Esperti ed analisti prevedono una astensione record alle politiche 2022.

Quelle di domenica 25 settembre saranno, in Italia, le elezioni politiche con il più basso tasso di partecipazione al voto. Analisti ed esperti stimano che alle urne andranno circa il 65% degli italiani (fonte Youtrend). Se così fosse sarebbe il record assoluto di astensione da quando è nata la Repubblica italiana (1946).

Trend negativo da oltre 15 anni
Cinque anni fa, alle elezioni politiche del 2018 votarono quasi 34 milioni di cittadini (72,9%), confermando un trend di discesa che è in atto dal 2006 (quando votarono 39 milioni di italiani pari all’83,6% degli aventi diritto). Negli ultimi 15 anni, praticamente, oltre 5 milioni di elettori hanno scelto di non partecipare alle consultazioni per la formazione del Parlamento. L’emorragia di partecipazione si accentua ulteriormente guardando i dati sull’affluenza alle politiche del 2001, del 1996 e del 1994: queste ultime furono le prime che di svolsero dopo la bufera giudiziaria di tangentopoli, che aveva spazzato via i partiti tradizionali (Dc, Psi, Pli, Pri) e le prime di fatto dopo l’estinzione del Pci (dopo la caduta del Muro di Berlino). Il 27 marzo 1994, alle prime elezioni politiche con Forza Italia e Silvio Berlusconi in campo, la partecipazione al voto fece segnare la percentuale dell’86%. Una soglia di affluenza oggi irraggiungibile. Under 35 maggiori assenti
Tra meno di un mese, secondo gli esperti, il tasso più alto di disaffezione dalle urne si registrerà tra gli under 35: addirittura un elettore su due, in questa fascia di età, potrebbe completamente ignorare i seggi elettorali. 
Questi dati, piuttosto preoccupanti, fanno il paio con il tema centrale dei social media: la campagna elettorale appena iniziata è sicuramente la più accesa e partecipata di sempre per l’uso dei vari strumenti digitali contemporanei. I dati generali indicano che il social network oggi più diffuso, facebook, registra circa 35 milioni di utenti attivi in Italia, mentre instagram è quasi a 30 milioni e Youtube a circa 35 milioni. 
Social media: molto rumore, poca mobilitazione ?
Nonostante questi imponenti numeri, la democrazia liquida, come è stata definita la nuova era della politica digitale, non sembrerebbe mobilitare materialmente gli elettori. Sui social media si discute, si litiga, si scambiano idee, si accendono polemiche improvvise, si fa molta propaganda, ma nel concreto, secondo le previsioni, il tumultuoso parlare e discutere di politica e di temi di attualità non determina una effettiva partecipazione al voto dei cittadini. E men che meno le nuove generazioni  cittadini under 35) sono indotte alla partecipazione elettorale sebbene siano quelle che più usano i social per informarsi, esprimere opinioni e discutere. 
Scarsa rappresentanza, bassa partecipazione
Ma come si é determinata questa ormai strutturale tendenza al non voto ? Probabilmente per il motivo più semplice e basilare: gli elettori non si sentono pienamente rappresentati dai vari leader, dai partiti e dagli schieramenti. Dunque scelgono l’astensione. Al tempo stesso, la ridotta partecipazione alle urne genera un altro effetto collaterale negativo: alle elezioni ne trae diretto vantaggio quel leader, partito o coalizione che meglio è organizzato e più riesce a mobilitare i propri elettori. Dunque la vittoria va alla “minoranza” politica meglio strutturata. Se tutte le previsioni verranno confermate, il primo partito di maggioranza relativa tra gli italiani, domenica 25 settembre, sarà quello del non voto (circa il 35% pari a oltre 17 milioni di cittadini). 
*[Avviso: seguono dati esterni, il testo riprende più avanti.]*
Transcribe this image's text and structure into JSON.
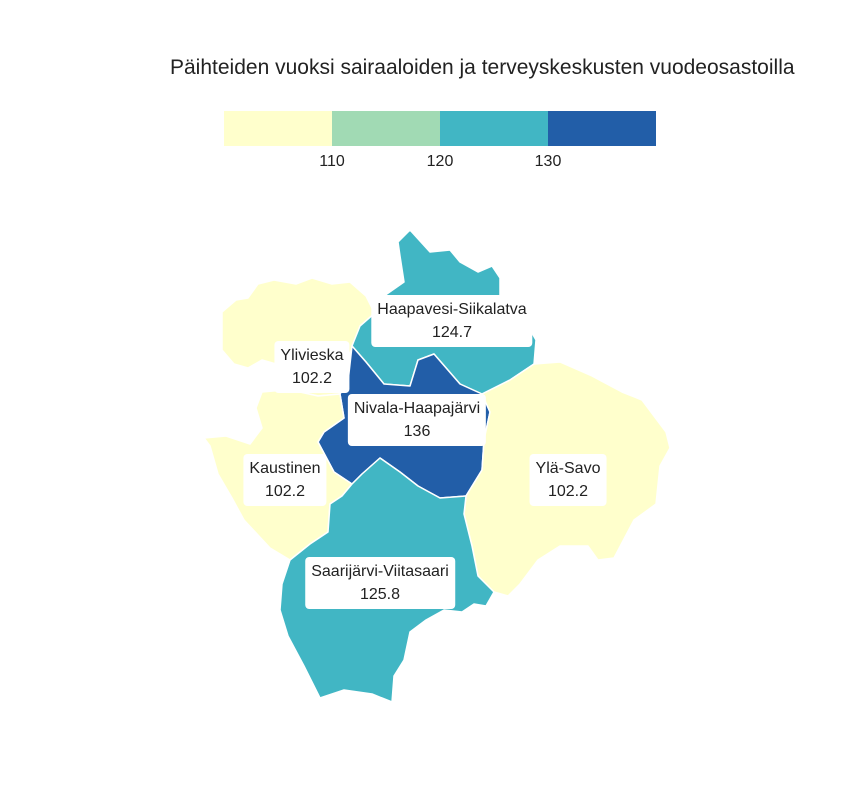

L’evanescenza delle leadershippolitiche
Un ulteriore fenomeno molto recente non va sottovalutato. Negli ultimi anni le leadership politiche hanno registrato clamorosi boom elettorali che sono poi evaporati in poco tempo. È il caso di Matteo Renzi che nel 2014 alle europee guido’ il Pd di allora al 41% di consensi, e di Luigi Di Maio, capo politico del M5S che nel 2018 giunse al 32% di voti. Oggi entrambi guidano formazioni politiche molto marginali in termini di consenso e alle elezioni del 25 settembre c’è in ballo la loro stessa sopravvivenza politica. Analogamente,  anche Matteo Salvini ha attraversato un percorso simile: alle europee del 2019 la “sua” Lega balzo’ al 34%, oggi i sondaggi più ottimisti la danno massimo al 14/15%. Un dimezzamento ed oltre di consensi che ha del clamoroso, considerando che sono passati appena tre anni.